Януш расценил это как месть за свое замечание о картах и махнул рукой. Взаимоотношения на Брацкой и без того осложнились: не будь там Алека и Бесядовской, Януш попросту не ходил бы туда. Но он знал, что Алек главное препятствие браку Марии и Казимежа, и считал нужным следить за его воспитанием. Впрочем, неприятности не изменили отношения Марии к сыну, она была образцовой матерью. Спыхала же все более холодно относился к мальчику. Имуществом наследника старательно занимались мать и Шушкевич, так что к своему совершеннолетию Алек должен был стать очень богатым человеком.
В 1931 году имущественные дела Спыхалы ухудшились.

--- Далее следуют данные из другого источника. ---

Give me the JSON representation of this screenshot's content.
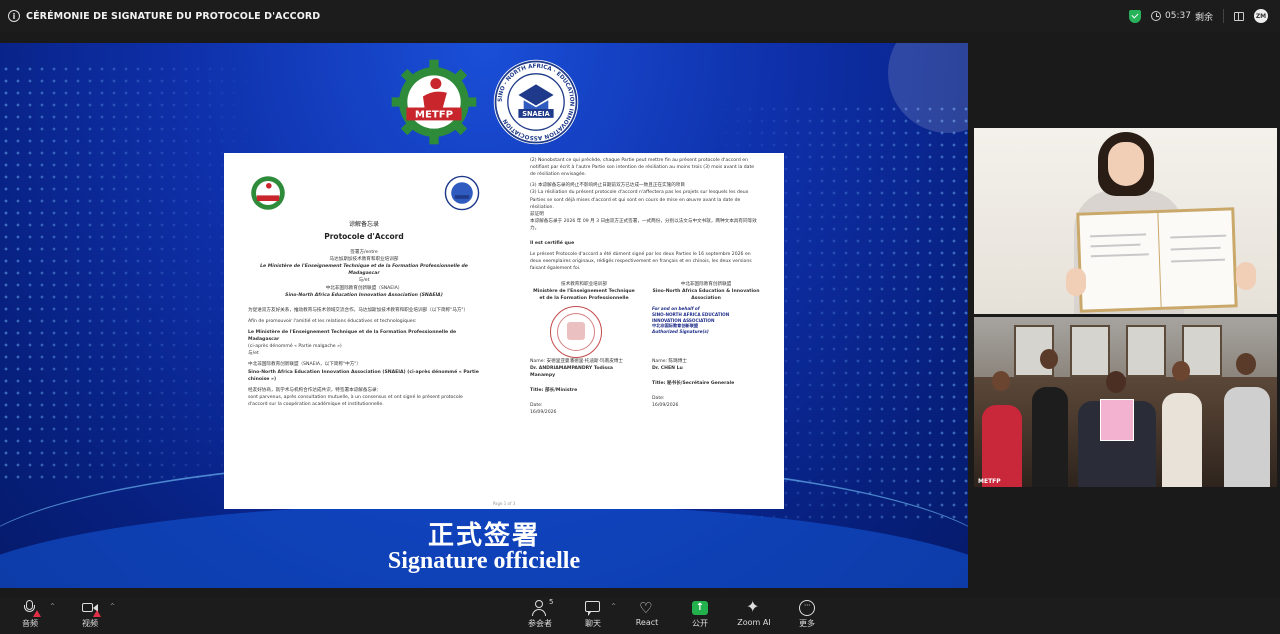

Весной он получил из дому какие-то тревожные сообщения о младшей сестре, да и вообще письма старшей сестры — единственного человека в семье, который переписывался с ним, — полны были недомолвок; воспользовавшись пасхальными праздниками, Спыхала отправился к ним. В «имении» родителей он не был уже десять лет, то есть с той поры, как приобрел для них этот клочок земли. К сожалению, фольварк находился довольно близко от той железнодорожной станции, где Спыхала-старший работал когда-то стрелочником. Все помнили его простым рабочим, и поэтому никто не хотел снимать перед ним шапку и называть его «пан помещик». Старику это не давало покоя.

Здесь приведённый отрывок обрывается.